The CGNAT module can assign the same external (translation) address to all connections originated by the same internal client. For example, providing endpoint-independent address mapping.
CGNAT can accept inbound external connections to active translation address/port combinations to facilitate endpoint-independent filtering as described in section 5 of RFC 4787. This is also known as a full-cone NAT.
CGNAT supports log messages that map external addresses and ports back to internal clients for both troubleshooting and compliance with law enforcement/legal constraints.
Network address and port translation (NAPT) mode provides standard address and port translation allowing multiple clients in a private network to access remote networks using the single IP address assigned to their router.
Deterministic mode is an option used to assign translation address, and is port-based on the client address/port and destination address/port.

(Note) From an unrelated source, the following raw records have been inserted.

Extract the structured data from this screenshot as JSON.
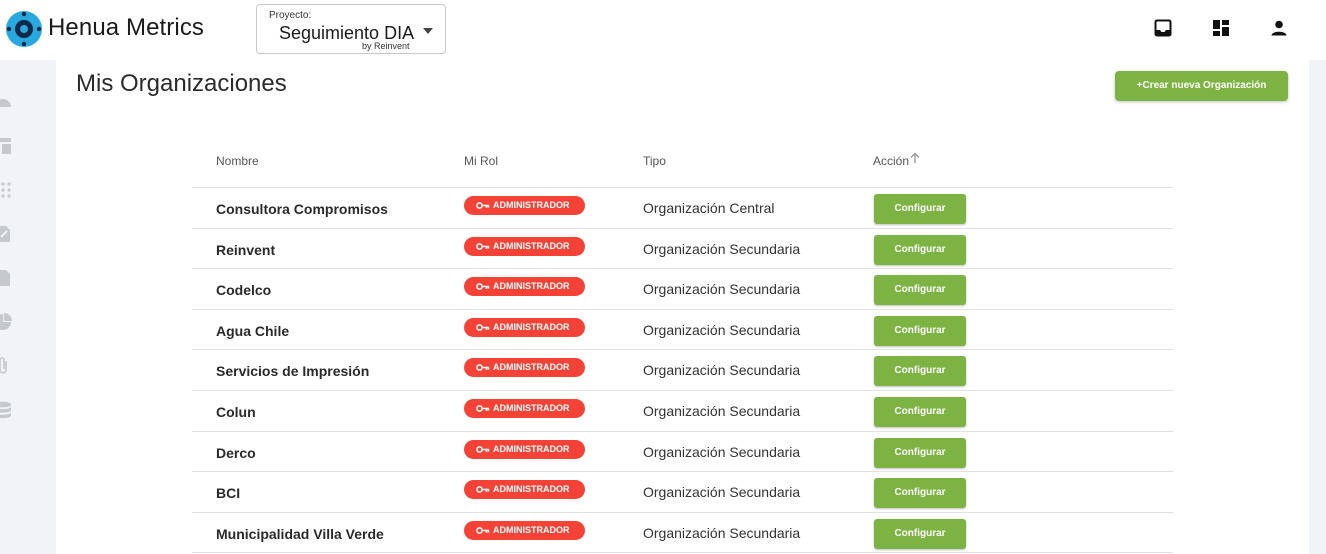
{
  "app": {
    "title": "Henua Metrics",
    "accent": "#7cb342",
    "danger": "#f44336"
  },
  "project": {
    "label": "Proyecto:",
    "name": "Seguimiento DIA",
    "subtitle": "by Reinvent"
  },
  "topbar_icons": [
    "inbox-icon",
    "dashboard-icon",
    "user-icon"
  ],
  "sidebar_icons": [
    "speed-icon",
    "table-icon",
    "grid-dots-icon",
    "edit-document-icon",
    "document-icon",
    "pie-chart-icon",
    "attachment-icon",
    "database-icon"
  ],
  "page": {
    "title": "Mis Organizaciones",
    "create_label": "+Crear nueva Organización"
  },
  "table": {
    "columns": [
      "Nombre",
      "Mi Rol",
      "Tipo",
      "Acción"
    ],
    "action_label": "Configurar",
    "rows": [
      {
        "name": "Consultora Compromisos",
        "role": "ADMINISTRADOR",
        "type": "Organización Central"
      },
      {
        "name": "Reinvent",
        "role": "ADMINISTRADOR",
        "type": "Organización Secundaria"
      },
      {
        "name": "Codelco",
        "role": "ADMINISTRADOR",
        "type": "Organización Secundaria"
      },
      {
        "name": "Agua Chile",
        "role": "ADMINISTRADOR",
        "type": "Organización Secundaria"
      },
      {
        "name": "Servicios de Impresión",
        "role": "ADMINISTRADOR",
        "type": "Organización Secundaria"
      },
      {
        "name": "Colun",
        "role": "ADMINISTRADOR",
        "type": "Organización Secundaria"
      },
      {
        "name": "Derco",
        "role": "ADMINISTRADOR",
        "type": "Organización Secundaria"
      },
      {
        "name": "BCI",
        "role": "ADMINISTRADOR",
        "type": "Organización Secundaria"
      },
      {
        "name": "Municipalidad Villa Verde",
        "role": "ADMINISTRADOR",
        "type": "Organización Secundaria"
      }
    ]
  }
}
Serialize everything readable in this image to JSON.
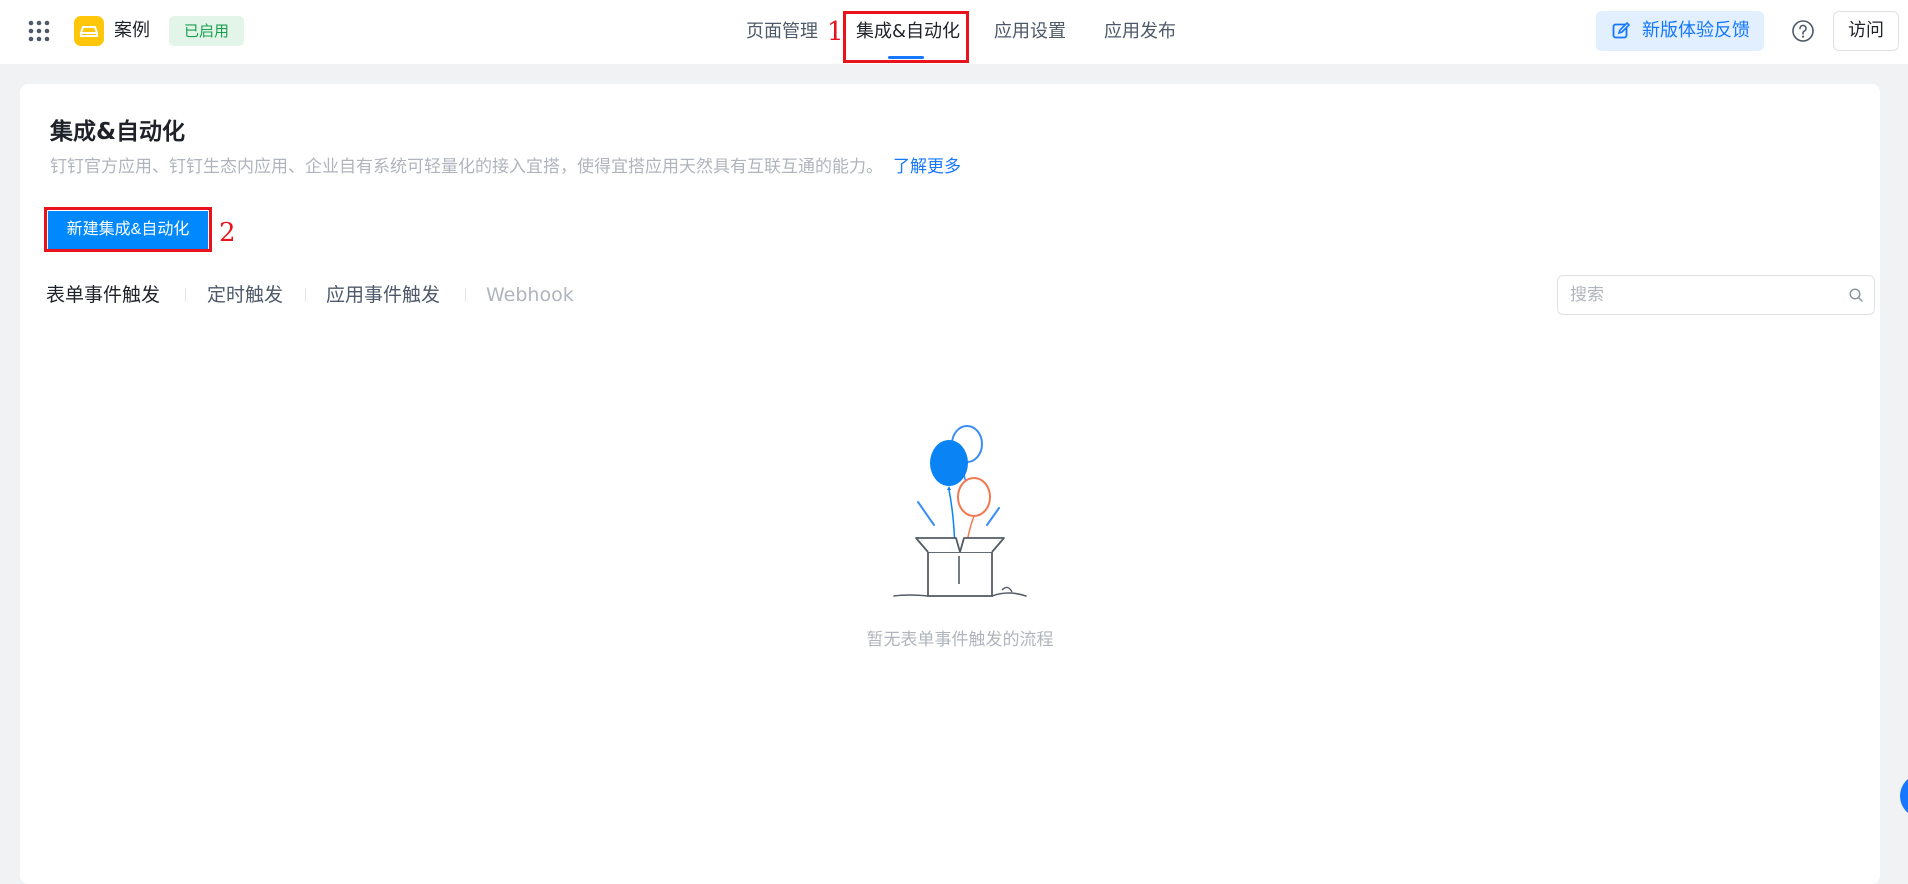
{
  "header": {
    "app_name": "案例",
    "status_badge": "已启用",
    "nav_tabs": [
      {
        "label": "页面管理"
      },
      {
        "label": "集成&自动化"
      },
      {
        "label": "应用设置"
      },
      {
        "label": "应用发布"
      }
    ],
    "feedback_label": "新版体验反馈",
    "visit_label": "访问"
  },
  "annotations": {
    "marker_1": "1",
    "marker_2": "2",
    "color": "#e8131d"
  },
  "main": {
    "title": "集成&自动化",
    "description": "钉钉官方应用、钉钉生态内应用、企业自有系统可轻量化的接入宜搭，使得宜搭应用天然具有互联互通的能力。",
    "learn_more": "了解更多",
    "create_button": "新建集成&自动化",
    "sub_tabs": [
      {
        "label": "表单事件触发"
      },
      {
        "label": "定时触发"
      },
      {
        "label": "应用事件触发"
      },
      {
        "label": "Webhook"
      }
    ],
    "search_placeholder": "搜索",
    "empty_text": "暂无表单事件触发的流程"
  },
  "colors": {
    "primary": "#0089ff",
    "link": "#1677ff",
    "status_green": "#1aa04f",
    "logo_yellow": "#ffc60a"
  },
  "icons": [
    "grid-icon",
    "app-logo-icon",
    "feedback-edit-icon",
    "help-icon",
    "search-icon",
    "balloon-box-illustration"
  ]
}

It uses reversible mapping to reduce logging, while maintaining the ability for translated IP address to be discovered for troubleshooting and compliance with regulations. Deterministic mode also provides an option to configure backup-members.
Designed for service providers, the CGNAT module is offered as a stand-alone license or as an add-on license for Local Traffic Manager™ (LTM®) and Policy Enforcement Manager™ (PEM).
Application Layer Gateway (ALG) profiles provide the CGNAT with protocol and service functionality that modifies the necessary application protocol header and payload, thus allowing these protocols to seamlessly traverse the NAT. FTP, RTSP, SIP, and PPTP profiles are supported with ALG profiles, and added to the CGNAT configuration as needed.
The BIG-IP® system enables you to manage RFC-defined behavior for translation address persistence and inbound connections.
When you configure an LSN pool, the CGNAT Persistence Mode setting assigns translation endpoints in accordance with the selected configuration mode: NAPT or Deterministic NAT (DNAT). It is important to note that this CGNAT translation address persistence is different from the persistence used in the BIG-IP Local Traffic Manager™ (LTM®) load balancing. CGNAT translation address persistence uses a selected translation address, or endpoint, across multiple connections from the same subscriber address, or endpoint.
The BIG-IP system provides three Persistence Mode settings (None, Address, and Address Port) for each configuration mode.
|None||Translation addresses are not preserved for the subscriber. Each outbound connection might receive a different translation address. This setting provides the lowest overhead and highest performance.|
|Address||CGNAT preserves the translation address for the subscriber. When a connection is
established, CGNAT determines if this subscriber already has a translation address. If the
subscriber already has a translation address, then CGNAT uses the translation address stored
in the persistence record, and locates a port for that connection. If no port is available,
then CGNAT selects a different address. This setting provides greater overhead on each
connection and less performance.
Note: DNAT reserves both addresses and ports for a subscriber; however, persistence might still be of value when a subscriber's deterministic mappings span two translation addresses. In this instance, persistence prefers the same address each time.
|Address Port||CGNAT preserves the translation address and port of the subscriber's connection, so that the endpoint can be reused on subsequent connections. This setting provides Endpoint Independent Mapping (EIM) behavior. Additionally, like the Address setting for Persistence Mode, this setting provides greater overhead on each connection and less performance.|
The Inbound Connections setting determines whether the Large Scale NAT (LSN) allows connections to be established inbound to the LSN subscriber or client. This setting provides greater overhead, including a lookup on inbound entries for each connection to prevent endpoint overloading, and a reduction in the use of the translation space.
When you disable inbound connections, the BIG-IP system provides greater efficiency in address space utilization by allowing endpoint overloading, where two different subscribers can use the same translation address and port, as long as each subscriber connects to a different host.
When you enable inbound connections, the BIG-IP system restricts the use of a translation address and port to a single subscriber, and ensures that only one subscriber address and port uses a translation endpoint.